HILLSBOROUGH COUNTY, Fla. (WFLA) — With just days to go before the start of school, Hillsborough County is experiencing a huge teacher shortage.
“Every year it’s been a little worse and this year might be the absolute worst year we’ve seen in Hillsborough County in terms of filling the positions for these students,” said Rob Kriete with the Hillsborough County Classroom Teachers association.
Krioete says the numbers change on a daily basis, but right now there are roughly 800 open teaching positions and 600 open support professionals.
He blames the high stress of the job and the low pay.
“We need to make this job attractive enough that we are filling these positions and give these teachers back their conference periods and figure out how to give them the time they need to prepare the lessons, grade the papers, and figure out what they can do every single day to help these students and quite frankly we’re failing at every single level of that,” said Kriete.

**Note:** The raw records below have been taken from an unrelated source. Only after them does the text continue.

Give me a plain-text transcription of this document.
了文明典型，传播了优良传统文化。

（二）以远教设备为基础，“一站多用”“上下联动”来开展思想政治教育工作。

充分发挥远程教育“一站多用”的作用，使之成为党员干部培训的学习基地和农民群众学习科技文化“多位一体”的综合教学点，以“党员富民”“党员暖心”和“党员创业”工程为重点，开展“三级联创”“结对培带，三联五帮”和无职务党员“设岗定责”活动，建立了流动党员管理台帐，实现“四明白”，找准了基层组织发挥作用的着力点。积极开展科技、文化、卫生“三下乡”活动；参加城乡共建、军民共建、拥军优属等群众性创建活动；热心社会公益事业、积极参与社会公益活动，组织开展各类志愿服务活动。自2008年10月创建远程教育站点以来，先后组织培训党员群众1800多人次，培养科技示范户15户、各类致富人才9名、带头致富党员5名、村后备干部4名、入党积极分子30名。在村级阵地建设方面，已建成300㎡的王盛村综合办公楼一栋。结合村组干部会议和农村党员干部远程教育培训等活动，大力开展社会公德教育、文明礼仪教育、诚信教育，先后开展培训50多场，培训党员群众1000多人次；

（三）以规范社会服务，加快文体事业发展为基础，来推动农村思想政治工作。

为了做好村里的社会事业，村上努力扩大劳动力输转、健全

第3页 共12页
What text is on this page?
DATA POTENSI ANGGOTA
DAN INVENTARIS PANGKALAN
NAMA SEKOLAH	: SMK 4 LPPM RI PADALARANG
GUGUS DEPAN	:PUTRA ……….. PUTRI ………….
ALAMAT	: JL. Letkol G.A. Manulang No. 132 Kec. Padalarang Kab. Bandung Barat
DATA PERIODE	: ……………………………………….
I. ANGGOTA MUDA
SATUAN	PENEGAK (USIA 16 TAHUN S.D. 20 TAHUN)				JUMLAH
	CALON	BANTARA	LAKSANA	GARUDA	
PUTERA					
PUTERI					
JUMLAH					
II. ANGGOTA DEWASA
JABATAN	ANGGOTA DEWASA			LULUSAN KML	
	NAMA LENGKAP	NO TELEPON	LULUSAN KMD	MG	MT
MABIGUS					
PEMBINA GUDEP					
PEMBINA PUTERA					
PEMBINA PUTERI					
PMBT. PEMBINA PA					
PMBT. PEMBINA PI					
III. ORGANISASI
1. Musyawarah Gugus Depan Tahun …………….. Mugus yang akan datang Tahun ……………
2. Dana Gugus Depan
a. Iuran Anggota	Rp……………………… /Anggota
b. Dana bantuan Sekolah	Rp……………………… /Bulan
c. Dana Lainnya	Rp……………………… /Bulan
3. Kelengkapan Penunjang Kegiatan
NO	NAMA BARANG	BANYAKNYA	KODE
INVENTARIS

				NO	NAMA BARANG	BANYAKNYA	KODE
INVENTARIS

The Hillsborough County school district is using 300 administrators to serve as classroom teachers. The administrators normally work in the school district building, but in this case, because they still have their teaching certificates, they are being put back into the classroom.
Christie Gold normally works in H.R. for the district and also helps recruit new teachers.
At the start of this school year, she will be back in a classroom, teaching middle school students.
“Although I won’t be here permanently, I think it’s very important that I’m going to be here to welcome the students and welcome the parents tonight to open house,” said Gold.
She says it’s becoming increasingly difficult to attract new teachers to Hillsborough County because of the low pay.
“Having worked with interns, I know that one of the problems we have here in the Bay area and we’ve heard this from our graduating USF students, is they simply can’t afford to live here on a teacher’s salary,” Gold said.
Brittney Barton spent years in Hillsborough County Public Schools and says she’s never experienced a teacher shortage like this. She’s worried how it’ll impact her niece, who’s headed to 12th grade.
In the end, she knows what it all boils down to because she has a friend who teaches in Tampa.
“He’s saying the same thing too. It’s the pay,” Barton said. “For people to work and deal with children they want a higher pay.
Barton says something needs to change, sooner rather than later.
“I feel sad that they had to get the administrator to teach because that’s going to take away from their job,” Barton said.